In my memory, the morning air on this first day of school should have been crisp, but it was hot instead, a summer day arbitrarily designated to mark the beginning of fall. In compensation, school children will have recess, friends to play with, and new teachers to become acquainted with. Their parents will have peace and quiet, until after school when their children will be chattier than usual and very emphatic, excited and exhausted at the same time, and, to a certain extent, resigned.
At our house this morning, alarms started going off at half hour intervals beginning at 5:30. First, Tom (for zero hour seminary), then Abby (her first day of junior high), then Scott, then Emily, then me. Clothes were already laid out, of course, for the first day of school, and backpacks, lunch money, and water bottles were all ready to go.
On the first day of school we’re firing on all pistons like a well oiled machine. Everyone knows where both shoes are and has matching socks, for example, but time will inevitably prove the entropy theory again, and things will be in “perfect internal disorder.” We will achieve a sort of equilibrium verging on chaos soon where one forgotten but essential load of laundry will threaten everything else.
But today – today went quite well, and I am blogging again.
3 comments:
This could only have been written by a very experienced mother.

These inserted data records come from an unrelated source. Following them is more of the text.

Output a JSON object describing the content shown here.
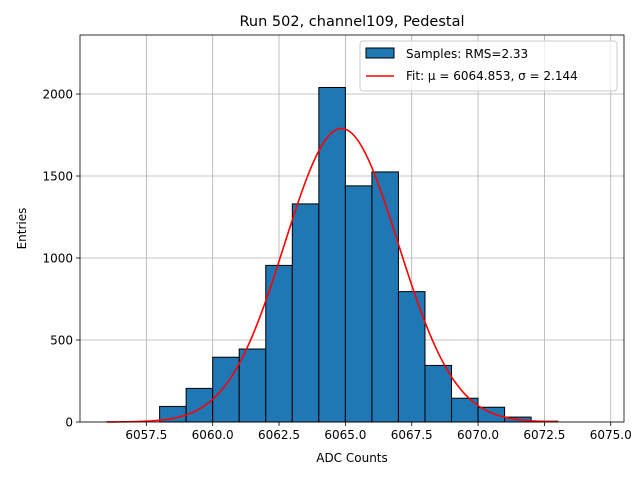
{
  "chart_data": {
    "type": "bar",
    "title": "Run 502, channel109, Pedestal",
    "xlabel": "ADC Counts",
    "ylabel": "Entries",
    "xlim": [
      6055.0,
      6075.5
    ],
    "ylim": [
      0,
      2360
    ],
    "grid": true,
    "legend_placement": "top-right",
    "x_ticks": [
      6057.5,
      6060.0,
      6062.5,
      6065.0,
      6067.5,
      6070.0,
      6072.5,
      6075.0
    ],
    "x_tick_labels": [
      "6057.5",
      "6060.0",
      "6062.5",
      "6065.0",
      "6067.5",
      "6070.0",
      "6072.5",
      "6075.0"
    ],
    "y_ticks": [
      0,
      500,
      1000,
      1500,
      2000
    ],
    "y_tick_labels": [
      "0",
      "500",
      "1000",
      "1500",
      "2000"
    ],
    "histogram": {
      "name": "Samples: RMS=2.33",
      "color": "#1f77b4",
      "edge_color": "#000000",
      "bin_width": 1,
      "bin_starts": [
        6058,
        6059,
        6060,
        6061,
        6062,
        6063,
        6064,
        6065,
        6066,
        6067,
        6068,
        6069,
        6070,
        6071,
        6072
      ],
      "values": [
        95,
        205,
        395,
        445,
        955,
        1330,
        2040,
        1440,
        1525,
        795,
        345,
        145,
        90,
        30,
        5
      ]
    },
    "fit": {
      "name": "Fit: μ = 6064.853, σ = 2.144",
      "color": "#ff0000",
      "function": "gaussian",
      "mu": 6064.853,
      "sigma": 2.144,
      "amplitude": 1790,
      "x_range": [
        6056,
        6073
      ]
    }
  }
}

Funny how you thought this morning worked like a well-oiled machine when I had to turn my 4-door sedan verison of a school bus around to pick up a missed trumpet. But I guess, otherwise, it went pretty smoothly.
Well if the trumpet and all kids made it to school on time, dressed, with all their supplies. It was a huge success by my book.
~Leah
Picture Emily (mine) crying when I try to drop her off at school...picture not knowing where to go and mean ladies shouting orders at you... picture nervous tummies and a basket-case mom...
Florida's no Utah and school isn't just across the street anymore. Sigh...
Actually my kids were 4 days late to school as we were stuck in Utah (following a family reunion) because of the pending Hurricane. On the real first day of school, we were at a Utah urgent care having Emily's arm put in a cast after breaking it falling off a trampoline the day before. So our first day of school was everyone else's 5th day of school and we were lost.